Timothy Geithner donne un aperçu dans cette tribune publiée dans le Wall Street Journal de sa stratégie pour relancer le flux du crédit aux États-Unis. Le secrétaire au Trésor proposera ainsi d'aider les investisseurs privés à purger les bilans des banques de quelque 500 à 1 000 milliards d'actifs «toxiques». Ce plan, qui sera présenté à 8 h 45, survient plus d'un mois après que Geithner eut déçu les marchés financiers avec une simple évocation de partenariats public-privé.

Richard Hétu

Dans sa tribune, Geithner précise que l'État va consacrer 75 à 100 milliards de dollars au lancement des partenariats public-privé, sommes qu'il puisera dans le plan de sauvetage du secteur bancaire (Troubled Asset Relief Program, Tarp) de 700 milliards, approuvé en octobre par le Congrès.
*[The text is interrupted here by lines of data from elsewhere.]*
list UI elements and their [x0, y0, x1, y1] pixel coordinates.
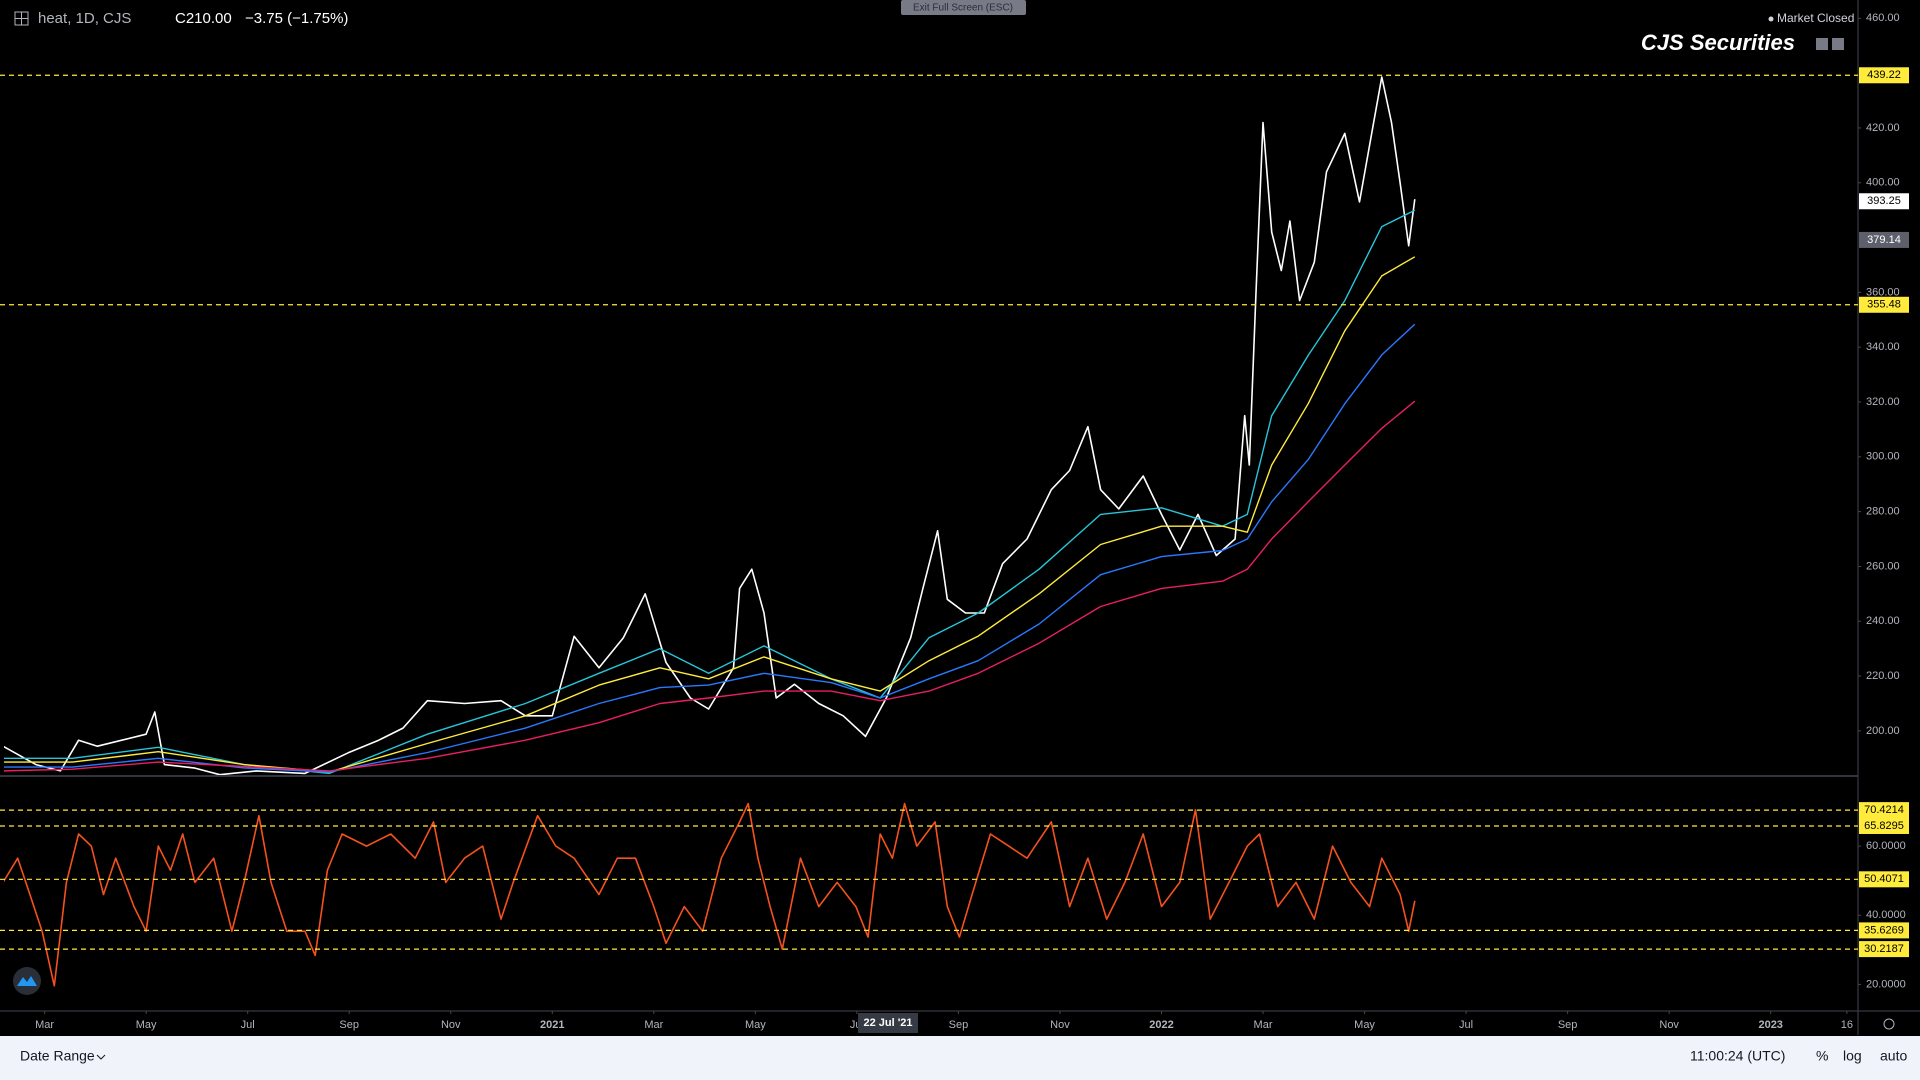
crosshair-label: 22 Jul '21: [863, 1017, 912, 1029]
level-tag: [1859, 817, 1909, 834]
clock: 11:00:24 (UTC): [1690, 1048, 1785, 1064]
percent-toggle[interactable]: %: [1816, 1048, 1828, 1064]
y-tick-label: 240.00: [1866, 615, 1900, 627]
collapse-button[interactable]: [1816, 38, 1828, 50]
series-line: [4, 323, 1416, 773]
level-label: 35.6269: [1864, 924, 1904, 936]
status-dot: [1768, 16, 1774, 22]
level-label: 30.2187: [1864, 943, 1904, 955]
exit-button[interactable]: [901, 0, 1026, 15]
level-label: 65.8295: [1864, 820, 1904, 832]
x-tick-label: 2022: [1149, 1019, 1173, 1031]
y-tick-label: 340.00: [1866, 341, 1900, 353]
level-label: 439.22: [1867, 69, 1901, 81]
quote: C210.00: [175, 10, 232, 27]
series-line: [4, 400, 1416, 772]
settings-icon[interactable]: [1883, 1018, 1895, 1030]
date-range[interactable]: Date Range: [20, 1048, 95, 1064]
x-tick-label: Sep: [339, 1019, 359, 1031]
x-tick-label: Mar: [35, 1019, 54, 1031]
level-label: 50.4071: [1864, 873, 1904, 885]
y-tick-label: 420.00: [1866, 122, 1900, 134]
y-tick-label: 260.00: [1866, 560, 1900, 572]
level-tag: [1859, 296, 1909, 313]
x-tick-label: Sep: [949, 1019, 969, 1031]
x-tick-label: Jul: [1459, 1019, 1473, 1031]
series-line: [4, 76, 1416, 775]
brand: CJS Securities: [1641, 30, 1795, 55]
level-label: 70.4214: [1864, 804, 1904, 816]
series-line: [4, 802, 1416, 987]
level-tag: [1859, 871, 1909, 888]
y-tick-label: 40.0000: [1866, 909, 1906, 921]
plot-area: [4, 802, 1416, 987]
level-tag: [1859, 802, 1909, 819]
background: [0, 0, 1920, 1035]
crosshair-tag: [858, 1013, 918, 1033]
y-tick-label: 200.00: [1866, 725, 1900, 737]
y-tick-label: 60.0000: [1866, 840, 1906, 852]
x-tick-label: Jul: [241, 1019, 255, 1031]
y-tick-label: 280.00: [1866, 506, 1900, 518]
level-tag: [1859, 922, 1909, 939]
symbol[interactable]: heat, 1D, CJS: [38, 10, 131, 27]
logo-mark: [17, 976, 37, 986]
expand-button[interactable]: [1832, 38, 1844, 50]
price-tag-label: 379.14: [1867, 234, 1901, 246]
x-tick-label: 16: [1841, 1019, 1853, 1031]
y-tick-label: 220.00: [1866, 670, 1900, 682]
x-tick-label: Nov: [441, 1019, 461, 1031]
x-tick-label: Nov: [1050, 1019, 1070, 1031]
change: −3.75 (−1.75%): [245, 10, 348, 27]
plot-area: [4, 76, 1416, 775]
x-tick-label: May: [136, 1019, 157, 1031]
x-tick-label: Sep: [1558, 1019, 1578, 1031]
level-tag: [1859, 67, 1909, 84]
x-tick-label: Mar: [1254, 1019, 1273, 1031]
x-tick-label: May: [745, 1019, 766, 1031]
log-toggle[interactable]: log: [1843, 1048, 1862, 1064]
market-status: Market Closed: [1777, 11, 1854, 25]
exit-button-label[interactable]: Exit Full Screen (ESC): [913, 3, 1013, 14]
auto-toggle[interactable]: auto: [1880, 1048, 1907, 1064]
x-tick-label: Nov: [1659, 1019, 1679, 1031]
logo[interactable]: [13, 967, 41, 995]
price-tag: [1859, 231, 1909, 248]
bottom-toolbar: [0, 1036, 1920, 1080]
price-tag: [1859, 193, 1909, 210]
level-tag: [1859, 941, 1909, 958]
dropdown-arrow: [96, 1054, 106, 1060]
y-tick-label: 360.00: [1866, 286, 1900, 298]
y-tick-label: 300.00: [1866, 451, 1900, 463]
level-label: 355.48: [1867, 299, 1901, 311]
y-tick-label: 460.00: [1866, 12, 1900, 24]
x-tick-label: Mar: [644, 1019, 663, 1031]
y-tick-label: 20.0000: [1866, 978, 1906, 990]
y-tick-label: 400.00: [1866, 177, 1900, 189]
x-tick-label: May: [1354, 1019, 1375, 1031]
price-tag-label: 393.25: [1867, 195, 1901, 207]
x-tick-label: 2023: [1758, 1019, 1782, 1031]
y-tick-label: 320.00: [1866, 396, 1900, 408]
x-tick-label: 2021: [540, 1019, 564, 1031]
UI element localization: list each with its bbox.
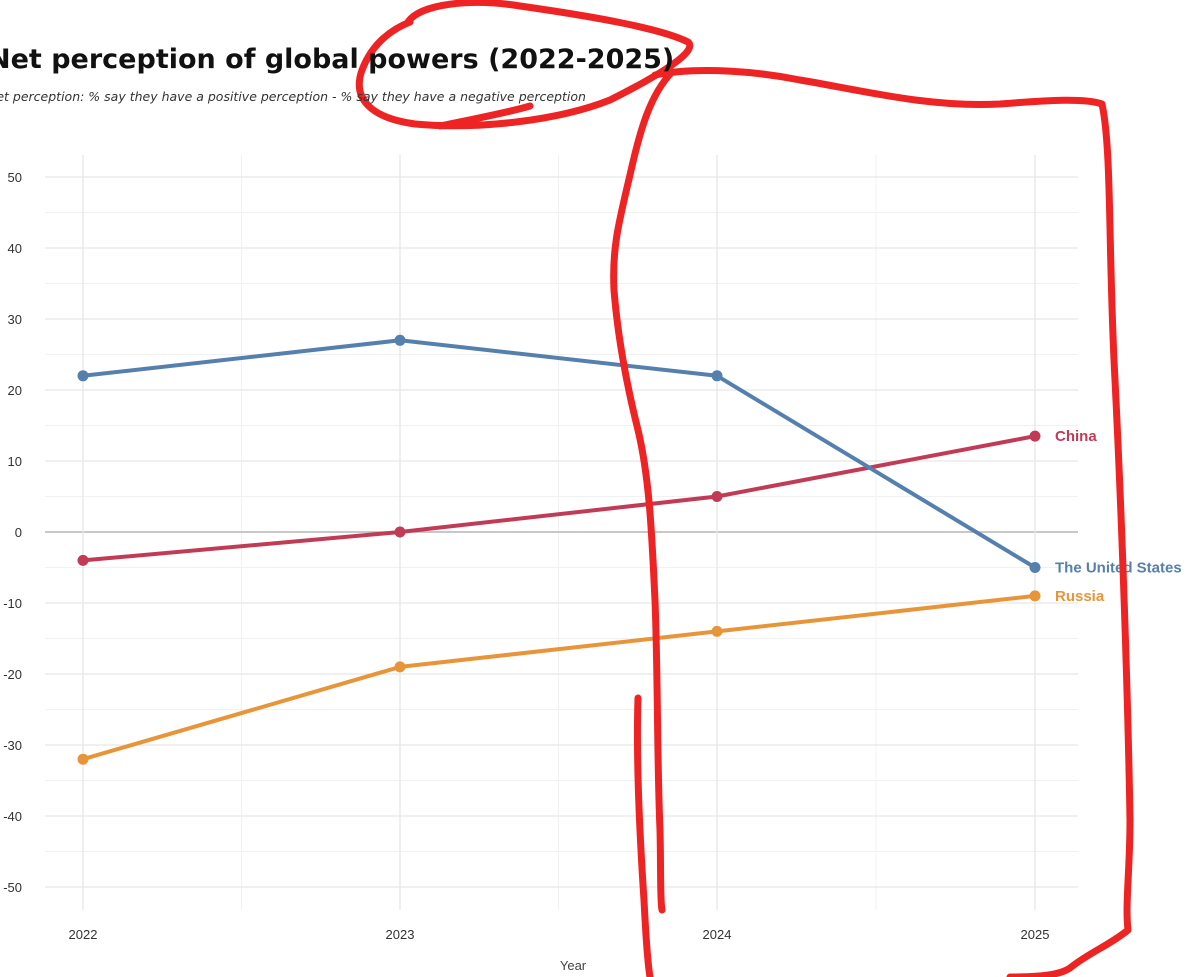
y-tick-label: -10: [3, 596, 22, 611]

Ces fonds publics devront être associés à des capitaux privés avec l'objectif initial de lever au moins 500 milliards de dollars, voire de doubler cette somme, avec l'aide de l'autorité de régulation bancaire, la Federal Deposit and Insurance Corp (FDIC), et de la Réserve fédérale (Fed).

Il sera intéressant de voir comment les milieux financiers américains réagiront aujourd'hui aux annonces de Geithner, dont la gestion du Trésor a été critiquée au cours des dernières semaines. En attendant, les marchés européens et asiatiques réagissent favorablement. N'empêche : le chroniqueur du New York Times Paul Krugman estime ici que Barack Obama dilapide son capital politique avec un plan de sauvetage qu'il considère voué à l'échec.